Egaku no blog

絵を描く事と、山に登る事と、作業所に通うハンディのある長男と、夫と、東京に居る二男と…

奥深きブッシュクラフト 〜焚火編〜

桜咲き誇る某日、ブッシュクラフト第三回焚火編に参加しました。

世はまさに感染症との戦いで右往左往、自主的自粛から いよいよ次の段階か…という頃。

屋外活動で三密もなく、自分の体調も良好という判断で参加しました。

 

『ブッシュクラフト』は、いわばいかに道具を持たず自然への畏敬の念を持って自然と同化していくか…そこには思想がある!と、講座を重ねるほどに感じます。

フィールドは同じでも、

煮炊きはガスバーナーで微調整が効き、イスもテーブルもあり、シャワーも。グランピングなどはベッドまである、、

不便なく 場所だけ外。。の、

昨今のアウトドアブームとは一線を画すものであります。

 

さて今回は焚き火とのこと、けれど会場は 木々に囲まれた、すぐ隣に獣よけのフェンスでそこから先は森林というシチュエーションです。

(ここで火を着けて大丈夫なのかな?)というのが、

わたしの第一印象でした。

それに水道もないようです。水はというと、すえっち先生が持参した10リットル程度のタンクのみです。消火はどうするんだろう。
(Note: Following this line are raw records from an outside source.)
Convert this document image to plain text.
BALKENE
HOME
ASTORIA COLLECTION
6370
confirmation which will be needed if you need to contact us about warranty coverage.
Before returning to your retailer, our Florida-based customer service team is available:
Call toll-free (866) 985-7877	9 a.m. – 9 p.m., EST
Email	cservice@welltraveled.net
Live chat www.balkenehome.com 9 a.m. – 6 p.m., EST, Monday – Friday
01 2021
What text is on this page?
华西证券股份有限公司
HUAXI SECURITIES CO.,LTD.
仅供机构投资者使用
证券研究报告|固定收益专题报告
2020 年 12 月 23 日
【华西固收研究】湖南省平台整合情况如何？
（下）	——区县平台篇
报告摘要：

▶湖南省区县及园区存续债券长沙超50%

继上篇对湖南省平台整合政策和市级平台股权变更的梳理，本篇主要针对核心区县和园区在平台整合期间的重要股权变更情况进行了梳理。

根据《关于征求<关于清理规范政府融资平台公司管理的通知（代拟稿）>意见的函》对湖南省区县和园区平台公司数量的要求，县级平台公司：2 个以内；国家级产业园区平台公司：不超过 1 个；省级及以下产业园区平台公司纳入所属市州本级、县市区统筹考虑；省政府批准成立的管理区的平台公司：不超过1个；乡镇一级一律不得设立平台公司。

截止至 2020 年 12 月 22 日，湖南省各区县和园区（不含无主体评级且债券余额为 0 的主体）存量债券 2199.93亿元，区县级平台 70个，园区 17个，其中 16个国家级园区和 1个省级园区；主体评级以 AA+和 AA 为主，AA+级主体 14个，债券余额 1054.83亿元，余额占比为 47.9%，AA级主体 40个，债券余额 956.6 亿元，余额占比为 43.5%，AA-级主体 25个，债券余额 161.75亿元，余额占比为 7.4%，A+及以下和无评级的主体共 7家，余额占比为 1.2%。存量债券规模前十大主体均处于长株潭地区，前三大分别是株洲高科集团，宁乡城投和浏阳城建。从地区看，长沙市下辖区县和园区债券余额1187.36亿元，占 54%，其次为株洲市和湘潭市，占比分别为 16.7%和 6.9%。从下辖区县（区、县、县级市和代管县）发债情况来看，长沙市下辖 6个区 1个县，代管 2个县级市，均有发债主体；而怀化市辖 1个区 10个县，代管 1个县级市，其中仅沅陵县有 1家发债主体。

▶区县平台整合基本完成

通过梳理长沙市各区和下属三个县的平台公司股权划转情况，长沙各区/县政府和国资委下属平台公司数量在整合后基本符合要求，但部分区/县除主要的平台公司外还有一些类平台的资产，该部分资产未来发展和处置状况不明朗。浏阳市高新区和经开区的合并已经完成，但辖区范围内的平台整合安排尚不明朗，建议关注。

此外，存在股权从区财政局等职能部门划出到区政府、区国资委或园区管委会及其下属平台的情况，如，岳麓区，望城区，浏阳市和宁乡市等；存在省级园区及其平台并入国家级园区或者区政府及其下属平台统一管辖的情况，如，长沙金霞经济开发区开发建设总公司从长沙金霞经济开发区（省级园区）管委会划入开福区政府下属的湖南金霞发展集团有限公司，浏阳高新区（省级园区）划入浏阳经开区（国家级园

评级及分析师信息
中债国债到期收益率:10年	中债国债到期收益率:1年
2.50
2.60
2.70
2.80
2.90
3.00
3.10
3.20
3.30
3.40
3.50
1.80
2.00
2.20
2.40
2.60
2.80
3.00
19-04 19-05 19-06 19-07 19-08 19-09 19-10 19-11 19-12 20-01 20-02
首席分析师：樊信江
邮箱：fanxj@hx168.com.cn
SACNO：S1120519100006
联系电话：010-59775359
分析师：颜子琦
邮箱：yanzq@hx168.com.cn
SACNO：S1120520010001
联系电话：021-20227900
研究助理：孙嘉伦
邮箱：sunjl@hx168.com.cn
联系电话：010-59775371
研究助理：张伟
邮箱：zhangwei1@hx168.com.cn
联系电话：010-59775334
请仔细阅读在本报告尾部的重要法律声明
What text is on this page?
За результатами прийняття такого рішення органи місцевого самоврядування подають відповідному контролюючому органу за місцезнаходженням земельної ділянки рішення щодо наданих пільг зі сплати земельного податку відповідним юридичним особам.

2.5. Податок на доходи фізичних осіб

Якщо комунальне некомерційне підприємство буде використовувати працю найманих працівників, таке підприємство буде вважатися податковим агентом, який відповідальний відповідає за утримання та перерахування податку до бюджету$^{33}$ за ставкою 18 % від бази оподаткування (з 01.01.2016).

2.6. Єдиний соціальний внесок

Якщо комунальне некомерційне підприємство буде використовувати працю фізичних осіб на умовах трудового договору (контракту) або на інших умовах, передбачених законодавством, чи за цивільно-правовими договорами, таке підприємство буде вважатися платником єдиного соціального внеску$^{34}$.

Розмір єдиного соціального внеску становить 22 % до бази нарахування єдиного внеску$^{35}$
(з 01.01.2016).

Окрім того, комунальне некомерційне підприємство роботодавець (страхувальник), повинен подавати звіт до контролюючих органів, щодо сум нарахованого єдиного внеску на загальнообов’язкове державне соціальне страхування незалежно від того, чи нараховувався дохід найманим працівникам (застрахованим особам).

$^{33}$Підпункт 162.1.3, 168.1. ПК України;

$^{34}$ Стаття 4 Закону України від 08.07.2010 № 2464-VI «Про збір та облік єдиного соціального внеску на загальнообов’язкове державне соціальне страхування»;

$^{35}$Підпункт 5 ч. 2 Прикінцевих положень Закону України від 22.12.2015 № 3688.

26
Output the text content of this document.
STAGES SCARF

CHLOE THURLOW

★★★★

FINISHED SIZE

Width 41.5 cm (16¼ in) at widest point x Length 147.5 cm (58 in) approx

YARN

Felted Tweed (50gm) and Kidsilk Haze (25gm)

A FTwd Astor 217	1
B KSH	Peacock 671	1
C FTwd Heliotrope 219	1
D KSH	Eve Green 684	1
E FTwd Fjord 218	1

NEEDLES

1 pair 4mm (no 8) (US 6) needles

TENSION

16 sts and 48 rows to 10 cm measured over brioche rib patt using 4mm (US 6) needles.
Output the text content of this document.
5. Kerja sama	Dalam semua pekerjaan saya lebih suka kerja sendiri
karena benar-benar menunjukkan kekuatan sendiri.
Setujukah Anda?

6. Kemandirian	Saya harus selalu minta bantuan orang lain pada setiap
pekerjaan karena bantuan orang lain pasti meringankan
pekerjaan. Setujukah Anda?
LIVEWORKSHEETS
。

そういえば、持ち物の指定も特になかったが 火を扱うとなると手ぶくろも要るんじゃないのか…

今まで自分が火を扱った時の経験から、色々と気になることが出てきます。

 

いよいよすえっち先生のレクチャーが始まります。

 

すぐそばにスギ林があり、みんなでたき木拾いに行きました。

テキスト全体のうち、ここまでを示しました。